Brent crude futures traded at $45.24 per barrel (bbl) at 5:45 a.m. CT (11:45 GMT), down 60 cents from their last close. West Texas Intermediate (WTI) was trading 66 cents lower at $44/bbl.

Benchmark crude futures contracts have in the past week wiped out the gains made since the end of September when OPEC said it would agree to cut oil production to shore up persistently low prices.

While investors were always skeptical that a deal to cut or freeze oil output could be reached and implemented at an OPEC meeting on Nov. 30, an increasing amount of data has underscored a global skew towards oversupply.

OPEC reported on Nov. 11 an increase in its output to another record high, pointing to an even larger surplus on the market next year. It said it pumped 33.64 MMbbl/d last month, up 240,000 bbl/d from September.

That means the cartel, beset by geopolitical squabbles amongst some of its 14 member states, would have to cut up to 1 MMbbl/d if it makes good on its promise to reduce its output to between 32.5 MMbbl/d and 33 MMbbl/d.

Meanwhile, the International Energy Agency (IEA) said the supply overhang could run into a third year in 2017, should OPEC fail to act.

RELATED: IEA: Global Market Awash With Oil In 2017 If No OPEC Cut

"Oil markets are increasingly reflecting growing consensus that the persistent oversupply seen throughout 2016 will carry on into 2017," analysts at JBC Energy wrote.

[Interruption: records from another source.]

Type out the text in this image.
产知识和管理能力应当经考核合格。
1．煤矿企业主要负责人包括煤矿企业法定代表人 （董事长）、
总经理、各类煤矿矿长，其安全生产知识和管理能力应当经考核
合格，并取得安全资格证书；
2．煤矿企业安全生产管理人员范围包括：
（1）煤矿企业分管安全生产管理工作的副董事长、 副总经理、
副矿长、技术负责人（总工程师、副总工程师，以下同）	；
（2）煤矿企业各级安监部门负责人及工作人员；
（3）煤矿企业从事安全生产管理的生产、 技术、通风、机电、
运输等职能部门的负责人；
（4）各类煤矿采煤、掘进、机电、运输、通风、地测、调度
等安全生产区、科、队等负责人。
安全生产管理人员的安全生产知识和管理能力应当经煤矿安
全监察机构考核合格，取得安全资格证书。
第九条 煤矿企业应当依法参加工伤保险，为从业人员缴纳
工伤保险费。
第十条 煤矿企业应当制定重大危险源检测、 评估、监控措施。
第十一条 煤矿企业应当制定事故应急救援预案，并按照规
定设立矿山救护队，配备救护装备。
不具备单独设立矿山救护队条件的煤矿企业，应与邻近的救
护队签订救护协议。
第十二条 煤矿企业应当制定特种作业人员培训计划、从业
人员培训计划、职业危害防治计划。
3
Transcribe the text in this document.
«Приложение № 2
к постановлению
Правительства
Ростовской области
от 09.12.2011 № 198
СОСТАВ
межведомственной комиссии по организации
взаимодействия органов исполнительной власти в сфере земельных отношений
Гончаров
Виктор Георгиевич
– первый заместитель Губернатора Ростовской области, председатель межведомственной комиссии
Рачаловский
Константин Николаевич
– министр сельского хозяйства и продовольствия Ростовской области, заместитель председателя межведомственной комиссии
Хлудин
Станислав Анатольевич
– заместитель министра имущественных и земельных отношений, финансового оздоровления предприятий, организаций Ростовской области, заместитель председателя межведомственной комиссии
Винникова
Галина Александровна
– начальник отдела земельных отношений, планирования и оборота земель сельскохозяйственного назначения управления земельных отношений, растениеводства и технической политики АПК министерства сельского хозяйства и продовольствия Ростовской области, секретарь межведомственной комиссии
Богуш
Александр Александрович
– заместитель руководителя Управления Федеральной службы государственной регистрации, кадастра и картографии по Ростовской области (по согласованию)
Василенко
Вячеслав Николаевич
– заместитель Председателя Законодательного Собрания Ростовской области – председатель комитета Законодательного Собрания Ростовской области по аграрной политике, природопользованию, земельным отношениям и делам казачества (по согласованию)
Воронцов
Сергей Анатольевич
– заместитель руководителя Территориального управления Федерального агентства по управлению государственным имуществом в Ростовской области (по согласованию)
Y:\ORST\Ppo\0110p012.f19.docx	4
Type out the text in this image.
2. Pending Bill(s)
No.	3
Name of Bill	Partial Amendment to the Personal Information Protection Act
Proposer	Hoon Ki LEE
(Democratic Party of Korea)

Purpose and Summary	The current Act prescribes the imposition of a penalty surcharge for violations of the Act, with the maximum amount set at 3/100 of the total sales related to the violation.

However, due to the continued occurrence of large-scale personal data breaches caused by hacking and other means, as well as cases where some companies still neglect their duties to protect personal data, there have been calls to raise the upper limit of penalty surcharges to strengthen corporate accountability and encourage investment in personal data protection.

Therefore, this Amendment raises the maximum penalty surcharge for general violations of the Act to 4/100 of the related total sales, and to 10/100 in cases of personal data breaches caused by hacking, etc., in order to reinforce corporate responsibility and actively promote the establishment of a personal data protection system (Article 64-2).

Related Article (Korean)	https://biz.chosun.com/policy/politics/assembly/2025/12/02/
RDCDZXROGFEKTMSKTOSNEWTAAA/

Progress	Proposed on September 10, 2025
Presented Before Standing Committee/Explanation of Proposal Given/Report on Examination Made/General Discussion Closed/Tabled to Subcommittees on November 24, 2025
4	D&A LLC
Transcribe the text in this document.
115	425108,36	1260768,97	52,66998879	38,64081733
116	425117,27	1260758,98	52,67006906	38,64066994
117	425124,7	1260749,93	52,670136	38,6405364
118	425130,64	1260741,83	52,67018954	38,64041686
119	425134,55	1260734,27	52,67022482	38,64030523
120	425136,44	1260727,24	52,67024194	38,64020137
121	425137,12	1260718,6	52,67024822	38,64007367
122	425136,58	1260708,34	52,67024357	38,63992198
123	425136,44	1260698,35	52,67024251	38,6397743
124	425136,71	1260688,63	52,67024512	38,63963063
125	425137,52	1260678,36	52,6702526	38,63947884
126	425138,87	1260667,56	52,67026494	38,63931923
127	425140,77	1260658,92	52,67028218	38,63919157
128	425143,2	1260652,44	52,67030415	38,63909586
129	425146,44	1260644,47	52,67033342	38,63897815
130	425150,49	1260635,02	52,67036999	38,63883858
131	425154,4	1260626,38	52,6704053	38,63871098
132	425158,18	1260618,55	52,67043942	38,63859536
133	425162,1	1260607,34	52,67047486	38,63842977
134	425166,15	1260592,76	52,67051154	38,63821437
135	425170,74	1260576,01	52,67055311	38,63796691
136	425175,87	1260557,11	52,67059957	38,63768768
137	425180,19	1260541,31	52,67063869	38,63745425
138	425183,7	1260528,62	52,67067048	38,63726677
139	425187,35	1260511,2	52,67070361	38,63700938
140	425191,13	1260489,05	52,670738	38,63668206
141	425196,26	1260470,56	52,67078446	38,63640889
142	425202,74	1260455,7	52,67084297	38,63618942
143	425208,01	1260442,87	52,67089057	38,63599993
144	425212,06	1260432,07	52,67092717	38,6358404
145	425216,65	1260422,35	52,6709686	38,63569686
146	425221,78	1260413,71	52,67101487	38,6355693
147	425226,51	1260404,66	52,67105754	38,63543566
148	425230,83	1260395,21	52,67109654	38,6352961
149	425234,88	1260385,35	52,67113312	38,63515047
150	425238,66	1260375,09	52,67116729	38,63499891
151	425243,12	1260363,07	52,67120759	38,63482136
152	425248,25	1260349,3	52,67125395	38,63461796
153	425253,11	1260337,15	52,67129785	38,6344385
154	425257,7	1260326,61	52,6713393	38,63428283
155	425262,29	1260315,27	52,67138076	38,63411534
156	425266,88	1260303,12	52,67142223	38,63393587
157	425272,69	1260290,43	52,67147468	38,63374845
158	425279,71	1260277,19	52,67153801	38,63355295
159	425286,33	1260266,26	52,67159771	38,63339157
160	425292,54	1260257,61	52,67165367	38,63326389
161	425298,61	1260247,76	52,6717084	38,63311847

"We would actually go a step further, as while 2016 has seen a significant improvement from 2015 with easing oversupplies, 2017 will be worse again barring massive outages or OPEC action."

In its monthly oil market report, the IEA said global supply rose by 800,000 bbl/d in October to 97.8 MMbbl/d, led by record OPEC output and rising production from non-OPEC members such as Russia, Brazil, Canada and Kazakhstan.

Nigeria is working out new oil and gas policies to attract more private investors and boost crude production by 500,000 bbl/d by 2020, state firm NNPC said on Nov. 10.

The IEA kept its demand growth forecast for 2016 at 1.2 MMbbl/d and expects consumption to increase at the same pace next year, having slowed from a five-year peak of 1.8 MMbbl/d in 2015. OPEC had a similar global demand growth forecast for next year of 1.15 MMbbl/d.

Beyond oversupply, a surging dollar following the initial shock of Donald Trump's U.S. presidential election win also put pressure on prices, traders said. The dollar was on course on Nov. 11 for its strongest week in a year.

Because oil and refined products are traded in dollars, their import costs rise for countries using other currencies, potentially crimping demand.